William F. Porter (1863-1945), a Populist-era Nebraska legislator and secretary of state, was described at the time of his death in 1945 as “one of the most colorful legislators of his time.” (Lincoln Star, February 17, 1945) Porter launched his political career while farming in Merrick County. After serving as a Populist speaker, he was elected in 1890 to the Nebraska Legislature and reelected in 1892.
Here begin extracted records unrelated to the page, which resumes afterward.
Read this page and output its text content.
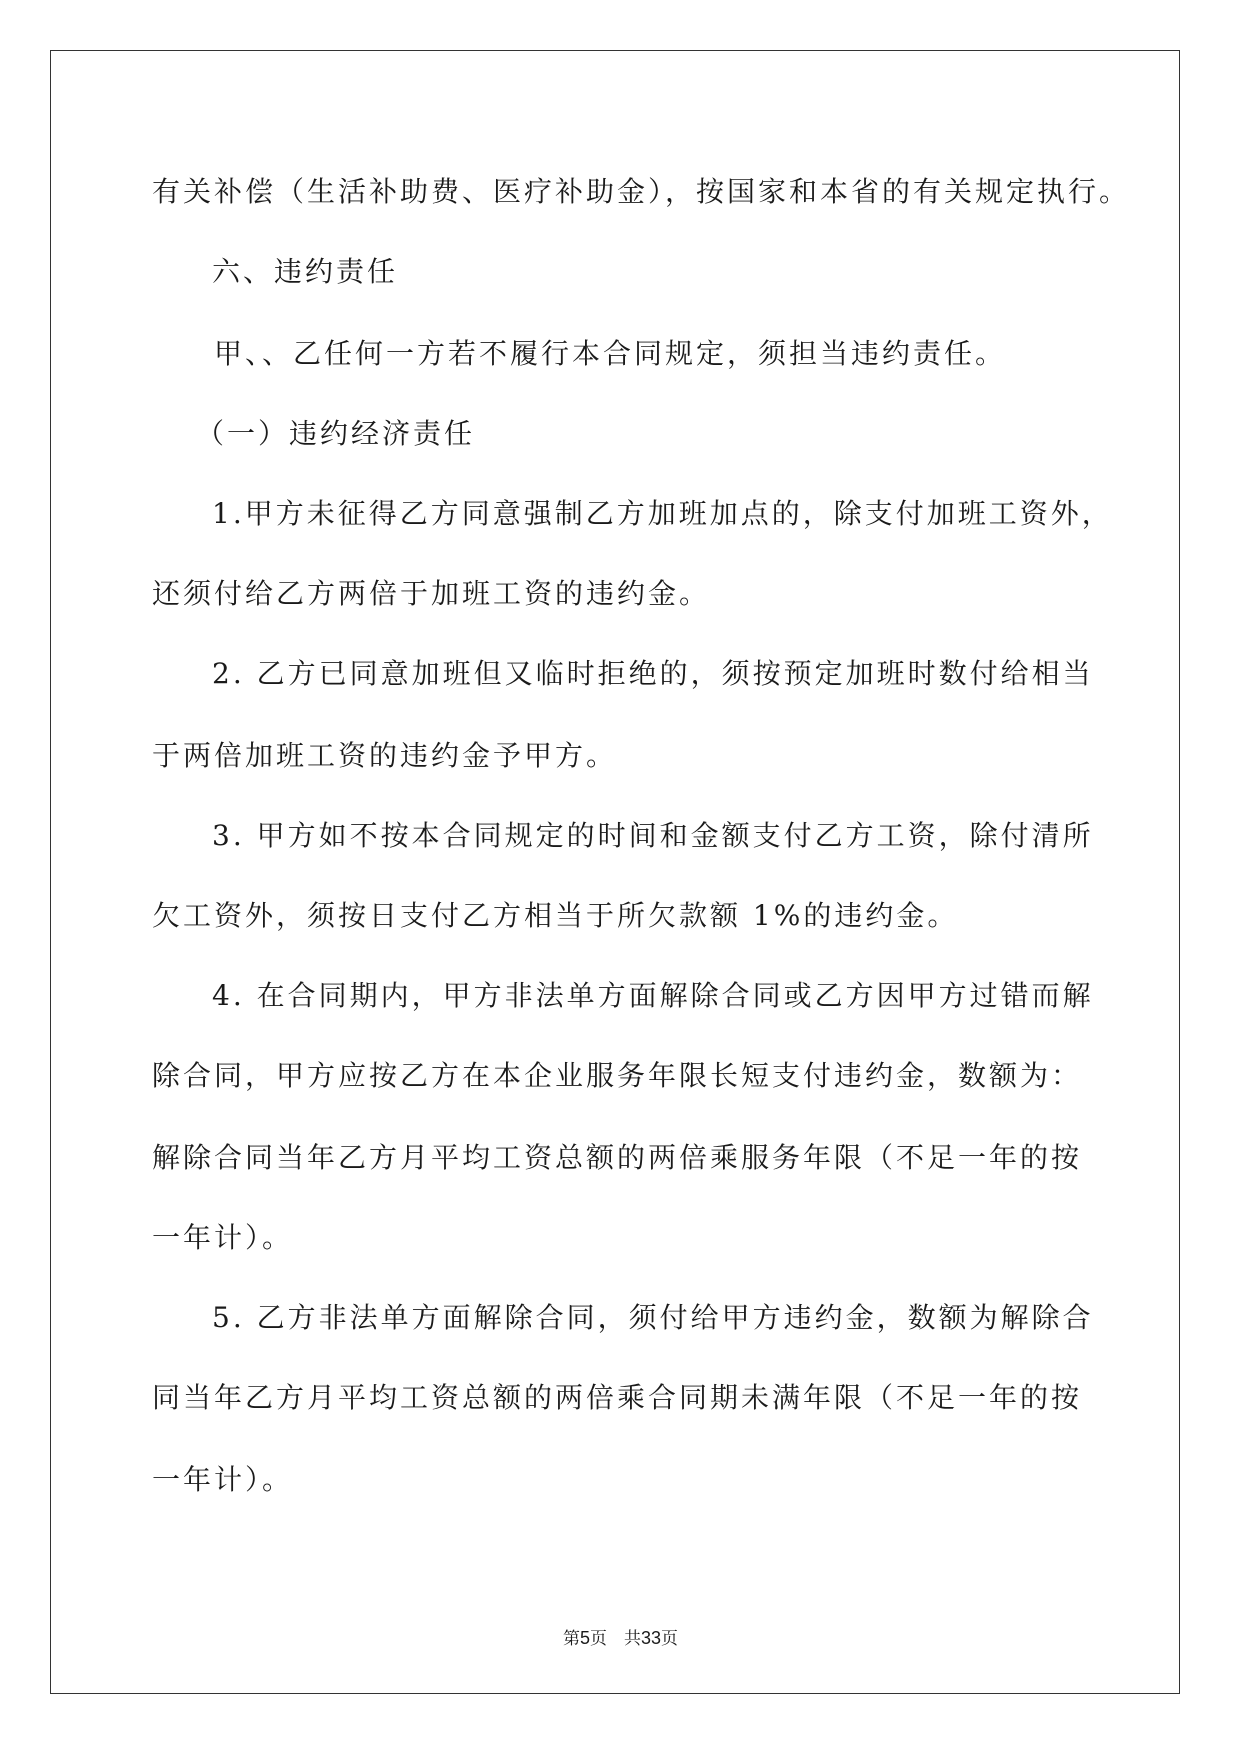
有关补偿（生活补助费、医疗补助金），按国家和本省的有关规定执行。
六、违约责任
甲、、乙任何一方若不履行本合同规定，须担当违约责任。
（一）违约经济责任
1.甲方未征得乙方同意强制乙方加班加点的，除支付加班工资外，
还须付给乙方两倍于加班工资的违约金。
2. 乙方已同意加班但又临时拒绝的，须按预定加班时数付给相当
于两倍加班工资的违约金予甲方。
3. 甲方如不按本合同规定的时间和金额支付乙方工资，除付清所
欠工资外，须按日支付乙方相当于所欠款额 1%的违约金。
4. 在合同期内，甲方非法单方面解除合同或乙方因甲方过错而解
除合同，甲方应按乙方在本企业服务年限长短支付违约金，数额为：
解除合同当年乙方月平均工资总额的两倍乘服务年限（不足一年的按
一年计）。
5. 乙方非法单方面解除合同，须付给甲方违约金，数额为解除合
同当年乙方月平均工资总额的两倍乘合同期未满年限（不足一年的按
一年计）。
第5页　共33页
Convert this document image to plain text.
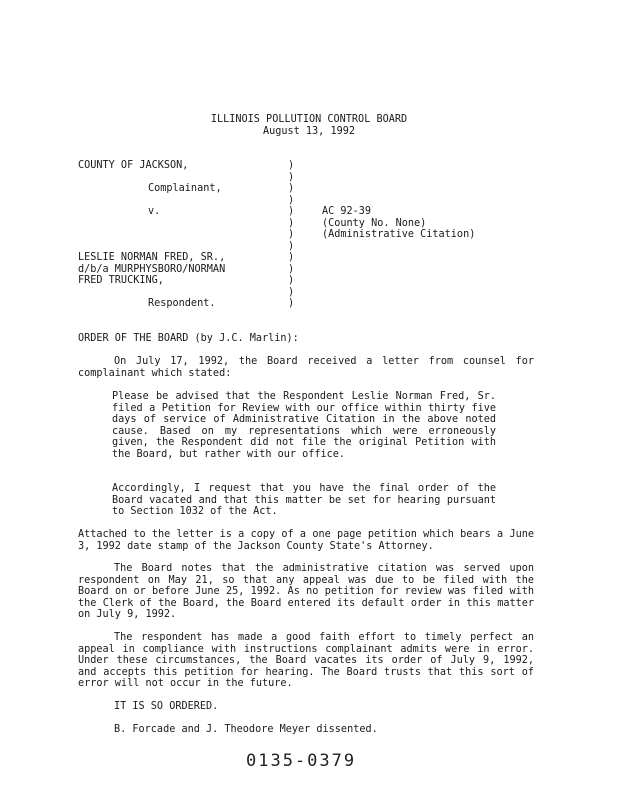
ILLINOIS POLLUTION CONTROL BOARD
August 13, 1992
COUNTY OF JACKSON,
Complainant,
v.
LESLIE NORMAN FRED, SR.,
d/b/a MURPHYSBORO/NORMAN
FRED TRUCKING,
Respondent.
)
)
)
)
)
)
)
)
)
)
)
)
)
AC 92-39
(County No. None)
(Administrative Citation)
ORDER OF THE BOARD (by J.C. Marlin):
On July 17, 1992, the Board received a letter from counsel for complainant which stated:
Please be advised that the Respondent Leslie Norman Fred, Sr. filed a Petition for Review with our office within thirty five days of service of Administrative Citation in the above noted cause. Based on my representations which were erroneously given, the Respondent did not file the original Petition with the Board, but rather with our office.
Accordingly, I request that you have the final order of the Board vacated and that this matter be set for hearing pursuant to Section 1032 of the Act.
Attached to the letter is a copy of a one page petition which bears a June 3, 1992 date stamp of the Jackson County State's Attorney.
The Board notes that the administrative citation was served upon respondent on May 21, so that any appeal was due to be filed with the Board on or before June 25, 1992. As no petition for review was filed with the Clerk of the Board, the Board entered its default order in this matter on July 9, 1992.
The respondent has made a good faith effort to timely perfect an appeal in compliance with instructions complainant admits were in error. Under these circumstances, the Board vacates its order of July 9, 1992, and accepts this petition for hearing. The Board trusts that this sort of error will not occur in the future.
IT IS SO ORDERED.
B. Forcade and J. Theodore Meyer dissented.
0135-0379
The Star noted in his obituary, “Pioneers and old-time citizens of Nebraska will recall that Mr. Porter was a member of the historic session of 1891 when it was necessary for a [Nebraska] Supreme Court officer to break down the doors of the house in order to compel the populist speaker [Samuel M. Elder of Clay County] to open the returns of the 1890 election. The populists had filed notice of contest of all state officers. In the hot debate that grew out of these events, Mr. Porter became one of the leaders of the populist protestants.”
Related to this situation was the contest between incumbent governor John M. Thayer, a Republican, and governor-elect James E. Boyd, a Democrat. The dispute over the governorship was finally settled in Boyd’s favor only after a Nebraska Supreme Court decision that Boyd was not a U.S. citizen (and therefore ineligible) was reversed by the U.S. Supreme Court.
During his first term in the Nebraska Legislature, Porter introduced the bill authorizing the Australian ballot for Nebraska; was chairman of the railroad committee; and was the author of the maximum rate law. In 1896 Porter was elected Nebraska secretary of state and reelected in 1898. As secretary of state he was an ex-officio member of the railway commission, and in 1910 was a candidate for railway commissioner for Nebraska.
Porter never forgot the heady days of the Populist revolt. He was among the many public figures memorialized in verse by Nebraska State Journal columnist and poet A. L. Bixby, whose “Daily Drift” columns are still some of the best observations on the Populist era in Nebraska. Porter died in 1945 in Lincoln, his home for the last forty-five years of his life.